Kapan, Osmanlı döneminde başta İstanbul olmak üzere büyük ticaret pazarlarına sahip şehirlerde, özellikle zahire türünden ihtiyaç maddelerinin alınıp satıldığı toptancı halleri, mal çardakları ve borsalarıydı.

Sözlükte “büyük terazi, kantar” anlamına gelen kelimenin Latince campanadan Farsça’ya, buradan kabbân şeklinde Arapça’ya geçtiği, Türkçe’ye ise kapan olarak girdiği öne sürülür.
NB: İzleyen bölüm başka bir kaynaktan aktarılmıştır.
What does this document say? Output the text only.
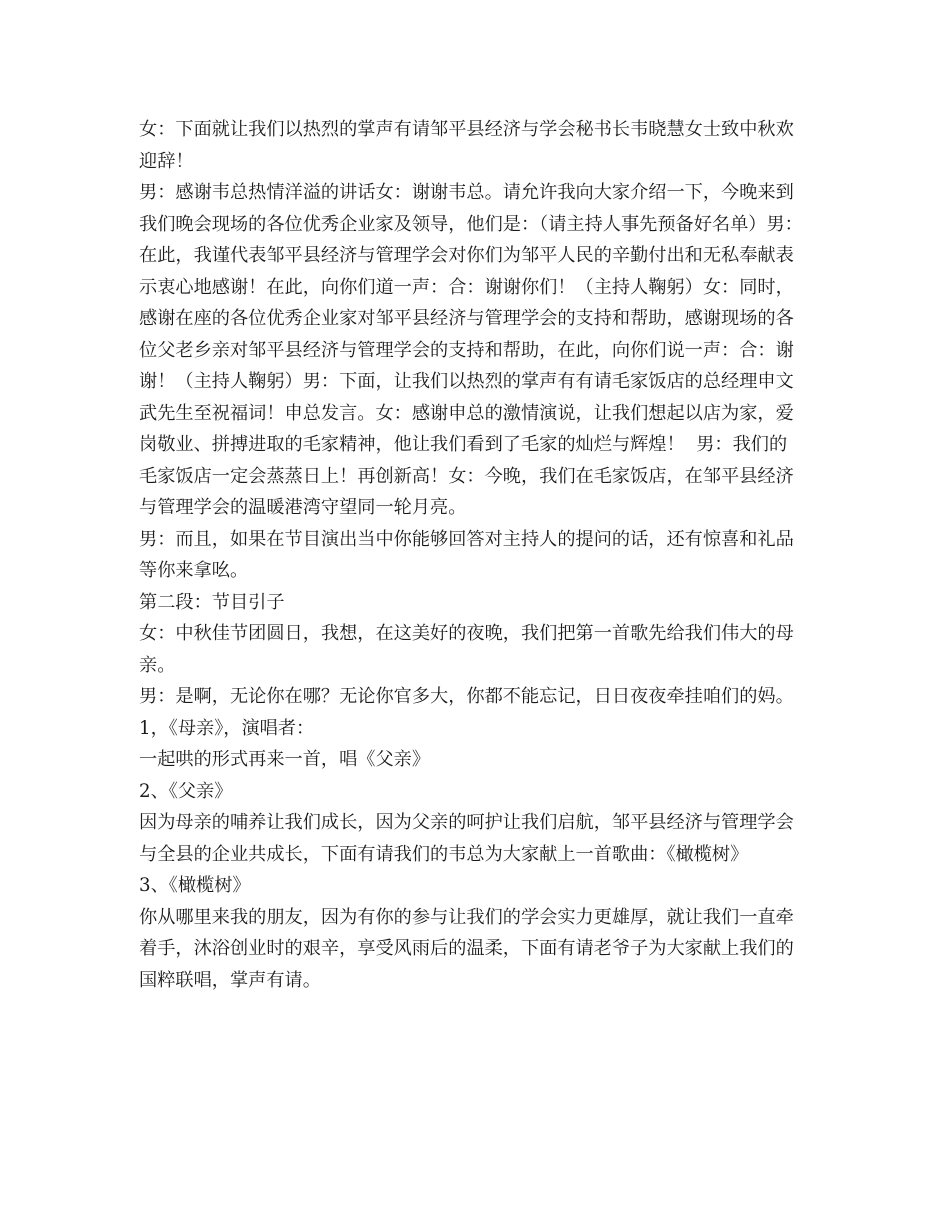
女：下面就让我们以热烈的掌声有请邹平县经济与学会秘书长韦晓慧女士致中秋欢
迎辞！
男：感谢韦总热情洋溢的讲话女：谢谢韦总。请允许我向大家介绍一下，今晚来到
我们晚会现场的各位优秀企业家及领导，他们是：（请主持人事先预备好名单）男：
在此，我谨代表邹平县经济与管理学会对你们为邹平人民的辛勤付出和无私奉献表
示衷心地感谢！在此，向你们道一声：合：谢谢你们！（主持人鞠躬）女：同时，
感谢在座的各位优秀企业家对邹平县经济与管理学会的支持和帮助，感谢现场的各
位父老乡亲对邹平县经济与管理学会的支持和帮助，在此，向你们说一声：合：谢
谢！（主持人鞠躬）男：下面，让我们以热烈的掌声有有请毛家饭店的总经理申文
武先生至祝福词！申总发言。女：感谢申总的激情演说，让我们想起以店为家，爱
岗敬业、拼搏进取的毛家精神，他让我们看到了毛家的灿烂与辉煌！  男：我们的
毛家饭店一定会蒸蒸日上！再创新高！女：今晚，我们在毛家饭店，在邹平县经济
与管理学会的温暖港湾守望同一轮月亮。
男：而且，如果在节目演出当中你能够回答对主持人的提问的话，还有惊喜和礼品
等你来拿吆。
第二段：节目引子
女：中秋佳节团圆日，我想，在这美好的夜晚，我们把第一首歌先给我们伟大的母
亲。
男：是啊，无论你在哪？无论你官多大，你都不能忘记，日日夜夜牵挂咱们的妈。
1，《母亲》，演唱者：
一起哄的形式再来一首，唱《父亲》
2、《父亲》
因为母亲的哺养让我们成长，因为父亲的呵护让我们启航，邹平县经济与管理学会
与全县的企业共成长，下面有请我们的韦总为大家献上一首歌曲：《橄榄树》
3、《橄榄树》
你从哪里来我的朋友，因为有你的参与让我们的学会实力更雄厚，就让我们一直牵
着手，沐浴创业时的艰辛，享受风雨后的温柔，下面有请老爷子为大家献上我们的
国粹联唱，掌声有请。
İstanbul’a gelen yiyecek ve ihtiyaç maddelerinin, ekspertiz, ölçüm, fiyatlandırma ve dağıtım işlemlerinin yapıldığı kapanlar, Haliç girişinde ayrı birer iş ve ticaret merkezi konumundaydı. Bunların en büyükleri “ Yağkapanı, Balkapanı, Unkapanı” dır. Bunlar içinde satılan malların adlarıyla anılmaktaydı. Böylece büyük tartı aletinin adı olmaktan çıkıp günümüz toptancı hallerine veya zahire borsalarına benzeyen yerlerin adı olmuştur.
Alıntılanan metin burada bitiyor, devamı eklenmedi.